Devaquet un mouvement historique marqué par l’assassinat de Malik Oussekine

Le mouvement contre la loi Devaquet a fait date dans l’histoire du mouvement étudiant par son ampleur et son issue victorieuse. En trois semaines, il fait reculer le gouvernement Chirac. Il voit l’émergence d’une coordination nationale réunissant des assemblées générales de toute la France et des manifestations rassemblant des centaines de milliers de personnes. La mobilisation est marquée par une très violente répression, savamment ordonnée par le ministre de l’intérieur Charles Pasqua, qui met en place les voltigeurs, binômes de policiers – l’un conduisant une moto, le second frappant à la matraque, qui font des blessés après chaque manifestation. Le 4 décembre a lieu la plus grosse manifestation du mouvement, réunissant 600 000 personnes à Paris et un million sur toute la France. Pour faire taire la protestation, les manifestants sont violemment réprimés à coup de gaz lacrymogènes et qui aboutira sur l’assassinat de Malik Oussekine, tabassé à mort par deux policiers dans la nuit du 5 au 6 décembre.
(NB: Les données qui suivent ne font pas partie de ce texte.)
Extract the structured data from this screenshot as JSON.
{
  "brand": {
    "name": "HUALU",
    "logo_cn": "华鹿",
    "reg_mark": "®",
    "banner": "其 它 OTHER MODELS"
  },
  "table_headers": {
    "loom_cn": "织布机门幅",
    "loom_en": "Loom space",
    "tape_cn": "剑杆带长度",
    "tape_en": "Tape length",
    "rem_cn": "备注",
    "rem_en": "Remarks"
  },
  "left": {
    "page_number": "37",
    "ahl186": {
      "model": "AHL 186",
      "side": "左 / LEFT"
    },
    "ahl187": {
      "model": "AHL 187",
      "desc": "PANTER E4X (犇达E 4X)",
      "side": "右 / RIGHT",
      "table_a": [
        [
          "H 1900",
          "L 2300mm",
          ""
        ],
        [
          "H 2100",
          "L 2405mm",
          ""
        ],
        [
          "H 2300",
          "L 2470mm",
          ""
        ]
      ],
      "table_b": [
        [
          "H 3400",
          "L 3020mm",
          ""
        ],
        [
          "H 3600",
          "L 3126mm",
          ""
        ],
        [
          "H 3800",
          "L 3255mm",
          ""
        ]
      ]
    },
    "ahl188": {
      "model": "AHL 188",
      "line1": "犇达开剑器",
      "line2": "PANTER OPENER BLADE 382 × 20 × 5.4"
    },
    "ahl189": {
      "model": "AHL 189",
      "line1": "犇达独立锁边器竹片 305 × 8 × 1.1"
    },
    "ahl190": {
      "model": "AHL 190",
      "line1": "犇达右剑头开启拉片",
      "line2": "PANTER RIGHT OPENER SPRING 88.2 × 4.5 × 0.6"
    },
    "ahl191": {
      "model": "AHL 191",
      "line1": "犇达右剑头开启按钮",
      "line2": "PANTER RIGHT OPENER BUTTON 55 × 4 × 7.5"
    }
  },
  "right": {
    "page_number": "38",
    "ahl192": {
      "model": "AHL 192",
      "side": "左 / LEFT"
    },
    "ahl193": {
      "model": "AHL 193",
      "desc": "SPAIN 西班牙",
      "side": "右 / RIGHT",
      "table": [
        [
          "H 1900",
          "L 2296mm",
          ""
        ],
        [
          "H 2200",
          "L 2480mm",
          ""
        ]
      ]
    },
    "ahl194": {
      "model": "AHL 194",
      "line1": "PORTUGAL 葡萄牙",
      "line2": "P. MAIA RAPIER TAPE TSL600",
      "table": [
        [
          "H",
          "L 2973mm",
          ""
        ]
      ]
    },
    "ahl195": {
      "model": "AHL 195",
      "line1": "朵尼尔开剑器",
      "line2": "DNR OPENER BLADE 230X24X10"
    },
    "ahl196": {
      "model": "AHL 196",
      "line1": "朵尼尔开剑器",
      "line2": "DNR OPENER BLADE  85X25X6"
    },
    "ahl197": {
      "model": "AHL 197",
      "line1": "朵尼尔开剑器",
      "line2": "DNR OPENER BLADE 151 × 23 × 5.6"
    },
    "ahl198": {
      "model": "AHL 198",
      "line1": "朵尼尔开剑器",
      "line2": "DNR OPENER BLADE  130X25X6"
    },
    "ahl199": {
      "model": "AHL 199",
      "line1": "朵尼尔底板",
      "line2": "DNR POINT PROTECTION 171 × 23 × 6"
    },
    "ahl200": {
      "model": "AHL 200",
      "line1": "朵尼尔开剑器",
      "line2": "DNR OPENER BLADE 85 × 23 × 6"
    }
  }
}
Si contrairement à 1986 et la loi Devaquet, les étudiants et lycéens sont encore restés silencieux face au plan Vidal, la mobilisation commence à s’organiser du côté des enseignants et personnels d’université. Dans de nombreuses facs, des CFVU et des conseils d’UFR, ont refusé de faire remonter les attendus demandés par le gouvernement pour Parcoursup. Un meeting organisé par l’ASES (Association des Sociologues Enseignants du Supérieur) contre la sélection, a réuni presque 300 personnes à la Bourse du Travail de Paris le samedi 20 janvier. Une grève est également appelée par l’intersyndicale de l’enseignement supérieur le 1er février.